Boochani, a celebrated author and refugee, arrived in New Zealand late last week after spending six years detained in Papua New Guinea.
Behrouz Boochani is in NZ on a one-month visitor’s visa.Credit:Alex Ellinghausen
The Kurdish-Iranian writer was swept up in Australia's offshore processing system when he arrived on Christmas Island by boat in 2013.
He landed in Auckland after accepting an invitation to speak at a writers festival, Word Christchurch, which allowed him to arrive with a one-month visitor's visa.
It remains to be seen whether he will seek asylum to stay.
Boochani has reportedly received approval to move to the United States as part of a deal brokered in 2018 by the Australian government but has expressed dismay at the speed of that transfer.

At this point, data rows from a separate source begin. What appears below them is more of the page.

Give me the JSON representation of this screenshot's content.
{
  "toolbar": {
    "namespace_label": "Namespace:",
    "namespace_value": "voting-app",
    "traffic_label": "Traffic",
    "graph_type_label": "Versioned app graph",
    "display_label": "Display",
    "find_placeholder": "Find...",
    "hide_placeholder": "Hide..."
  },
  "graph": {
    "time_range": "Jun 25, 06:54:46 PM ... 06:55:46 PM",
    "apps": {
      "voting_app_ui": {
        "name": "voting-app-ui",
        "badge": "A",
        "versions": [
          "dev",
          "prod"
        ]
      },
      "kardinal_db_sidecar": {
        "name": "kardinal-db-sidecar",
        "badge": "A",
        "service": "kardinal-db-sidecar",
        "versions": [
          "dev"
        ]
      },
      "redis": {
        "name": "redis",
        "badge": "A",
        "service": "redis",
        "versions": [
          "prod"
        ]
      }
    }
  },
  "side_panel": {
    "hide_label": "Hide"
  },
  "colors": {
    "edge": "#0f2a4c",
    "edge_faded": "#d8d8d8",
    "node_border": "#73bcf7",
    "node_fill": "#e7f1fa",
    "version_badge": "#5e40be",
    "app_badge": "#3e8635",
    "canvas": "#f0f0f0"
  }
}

Ardern, who on Monday addressed the issue for the first time, said she wouldn't be drawn on the "totally hypothetical" situation that would see Boochani take a longer stay in New Zealand.

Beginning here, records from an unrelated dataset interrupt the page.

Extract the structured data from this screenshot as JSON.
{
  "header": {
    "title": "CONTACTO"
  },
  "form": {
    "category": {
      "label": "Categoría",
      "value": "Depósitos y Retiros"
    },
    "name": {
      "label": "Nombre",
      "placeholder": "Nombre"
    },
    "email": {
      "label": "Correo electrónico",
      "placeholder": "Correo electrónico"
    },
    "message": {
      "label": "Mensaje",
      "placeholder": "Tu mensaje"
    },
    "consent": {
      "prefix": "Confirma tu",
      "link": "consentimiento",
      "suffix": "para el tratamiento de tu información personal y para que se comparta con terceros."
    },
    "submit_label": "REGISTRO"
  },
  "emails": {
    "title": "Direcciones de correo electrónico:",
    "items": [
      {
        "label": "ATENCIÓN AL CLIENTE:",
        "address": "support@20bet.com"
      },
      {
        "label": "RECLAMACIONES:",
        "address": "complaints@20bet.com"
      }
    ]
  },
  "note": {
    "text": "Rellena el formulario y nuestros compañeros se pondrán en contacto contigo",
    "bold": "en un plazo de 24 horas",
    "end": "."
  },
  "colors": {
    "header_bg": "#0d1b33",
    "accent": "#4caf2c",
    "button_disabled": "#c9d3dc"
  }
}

"He has travel documents and he's had the ability to apply and legally be here in New Zealand for the purposes of speaking at a conference," she said.
"When it comes to asylum claims in New Zealand, those matters are dealt with totally independently of politicians."

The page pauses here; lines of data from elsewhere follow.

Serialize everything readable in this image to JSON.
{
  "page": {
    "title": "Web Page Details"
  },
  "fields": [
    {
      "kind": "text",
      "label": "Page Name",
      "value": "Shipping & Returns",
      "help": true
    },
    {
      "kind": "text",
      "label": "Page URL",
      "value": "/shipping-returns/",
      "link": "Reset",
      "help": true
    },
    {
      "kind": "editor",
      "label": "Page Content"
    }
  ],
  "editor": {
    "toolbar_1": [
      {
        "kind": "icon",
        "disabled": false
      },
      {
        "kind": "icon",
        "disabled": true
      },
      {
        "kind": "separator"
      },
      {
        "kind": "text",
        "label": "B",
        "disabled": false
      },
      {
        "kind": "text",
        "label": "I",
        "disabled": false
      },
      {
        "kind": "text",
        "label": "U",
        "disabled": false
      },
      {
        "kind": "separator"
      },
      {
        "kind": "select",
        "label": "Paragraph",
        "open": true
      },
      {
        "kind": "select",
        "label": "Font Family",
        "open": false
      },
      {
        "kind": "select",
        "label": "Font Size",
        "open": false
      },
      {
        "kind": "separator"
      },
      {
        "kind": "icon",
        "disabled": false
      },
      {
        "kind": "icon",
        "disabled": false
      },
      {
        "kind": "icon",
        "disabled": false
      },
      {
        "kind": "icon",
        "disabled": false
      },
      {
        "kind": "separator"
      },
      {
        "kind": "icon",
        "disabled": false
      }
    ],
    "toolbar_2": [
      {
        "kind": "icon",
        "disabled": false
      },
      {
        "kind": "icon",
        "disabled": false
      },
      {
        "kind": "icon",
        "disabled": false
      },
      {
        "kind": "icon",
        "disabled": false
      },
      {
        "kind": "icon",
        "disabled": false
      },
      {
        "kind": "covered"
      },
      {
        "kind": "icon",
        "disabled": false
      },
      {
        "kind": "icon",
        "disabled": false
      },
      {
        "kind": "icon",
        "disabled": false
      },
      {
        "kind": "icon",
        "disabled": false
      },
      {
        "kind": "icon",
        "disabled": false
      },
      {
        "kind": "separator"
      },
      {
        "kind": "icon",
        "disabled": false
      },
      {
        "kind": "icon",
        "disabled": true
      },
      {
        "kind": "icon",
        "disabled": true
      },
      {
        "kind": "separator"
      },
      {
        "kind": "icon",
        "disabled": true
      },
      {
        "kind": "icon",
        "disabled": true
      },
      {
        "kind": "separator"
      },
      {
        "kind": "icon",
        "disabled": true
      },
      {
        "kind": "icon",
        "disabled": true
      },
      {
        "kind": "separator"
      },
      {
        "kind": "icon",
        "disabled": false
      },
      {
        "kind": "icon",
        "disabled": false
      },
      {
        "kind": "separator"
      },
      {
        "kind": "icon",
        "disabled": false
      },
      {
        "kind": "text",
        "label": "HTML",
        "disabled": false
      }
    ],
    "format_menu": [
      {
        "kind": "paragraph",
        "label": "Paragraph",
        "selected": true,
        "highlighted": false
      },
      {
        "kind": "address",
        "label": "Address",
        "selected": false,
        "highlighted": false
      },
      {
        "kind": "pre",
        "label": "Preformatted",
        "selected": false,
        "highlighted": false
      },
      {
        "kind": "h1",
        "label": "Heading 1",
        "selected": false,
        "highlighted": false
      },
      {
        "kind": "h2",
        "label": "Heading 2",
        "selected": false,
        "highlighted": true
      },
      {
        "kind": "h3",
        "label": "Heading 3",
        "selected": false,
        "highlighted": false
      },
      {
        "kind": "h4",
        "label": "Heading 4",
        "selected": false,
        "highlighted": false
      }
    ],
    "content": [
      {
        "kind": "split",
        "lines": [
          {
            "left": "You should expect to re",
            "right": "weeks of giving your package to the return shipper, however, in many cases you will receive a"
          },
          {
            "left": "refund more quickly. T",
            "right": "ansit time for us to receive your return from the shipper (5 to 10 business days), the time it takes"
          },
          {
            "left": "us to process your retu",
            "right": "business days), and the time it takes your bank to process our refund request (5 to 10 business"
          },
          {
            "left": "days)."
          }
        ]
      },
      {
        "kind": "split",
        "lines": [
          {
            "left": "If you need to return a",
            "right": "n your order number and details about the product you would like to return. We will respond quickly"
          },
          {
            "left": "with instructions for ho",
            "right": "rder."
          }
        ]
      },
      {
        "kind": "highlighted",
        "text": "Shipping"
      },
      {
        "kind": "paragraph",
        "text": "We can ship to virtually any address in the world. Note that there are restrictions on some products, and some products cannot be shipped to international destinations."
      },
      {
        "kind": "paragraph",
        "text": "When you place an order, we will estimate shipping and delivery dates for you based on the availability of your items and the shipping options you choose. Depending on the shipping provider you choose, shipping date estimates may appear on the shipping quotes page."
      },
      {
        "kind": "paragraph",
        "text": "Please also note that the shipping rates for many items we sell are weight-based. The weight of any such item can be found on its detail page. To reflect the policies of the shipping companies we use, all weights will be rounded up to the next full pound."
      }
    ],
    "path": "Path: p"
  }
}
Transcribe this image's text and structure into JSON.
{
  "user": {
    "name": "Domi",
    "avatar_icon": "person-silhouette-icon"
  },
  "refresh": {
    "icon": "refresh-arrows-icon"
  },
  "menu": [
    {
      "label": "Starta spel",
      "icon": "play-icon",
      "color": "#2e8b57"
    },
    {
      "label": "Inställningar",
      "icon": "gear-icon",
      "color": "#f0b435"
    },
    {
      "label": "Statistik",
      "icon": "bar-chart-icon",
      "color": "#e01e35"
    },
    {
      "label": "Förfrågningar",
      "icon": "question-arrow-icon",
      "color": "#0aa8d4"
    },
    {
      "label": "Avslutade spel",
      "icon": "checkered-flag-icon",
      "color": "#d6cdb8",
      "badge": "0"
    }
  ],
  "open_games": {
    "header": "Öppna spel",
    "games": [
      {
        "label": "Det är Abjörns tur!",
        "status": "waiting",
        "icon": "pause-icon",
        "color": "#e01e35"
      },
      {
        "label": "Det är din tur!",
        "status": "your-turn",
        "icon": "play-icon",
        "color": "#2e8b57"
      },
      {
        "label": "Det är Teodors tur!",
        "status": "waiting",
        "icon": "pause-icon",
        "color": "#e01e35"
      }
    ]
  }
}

Boochani is an outspoken critic of Australia's immigration system and "broken politics", likening the government to a dictatorship.
There are sensitivities around his arrival in New Zealand but Ardern said she wouldn't be engaging with the Australian government.
"An application was made for an individual who carries travel documents, who was resident in PNG and who is recognised to be a refugee to come and speak at a conference in New Zealand," she said.
"That visa has been approved. I see no need for me to engage personally with Australia on that matter."
Ardern did rebuke her immigration minister, Iain Lees-Galloway, who knew that Boochani was headed to New Zealand but didn't inform her.
"It is still a matter that ultimately would not have changed or as a result of me knowing," she said.
"But yes, I would have preferred to have head a heads-up."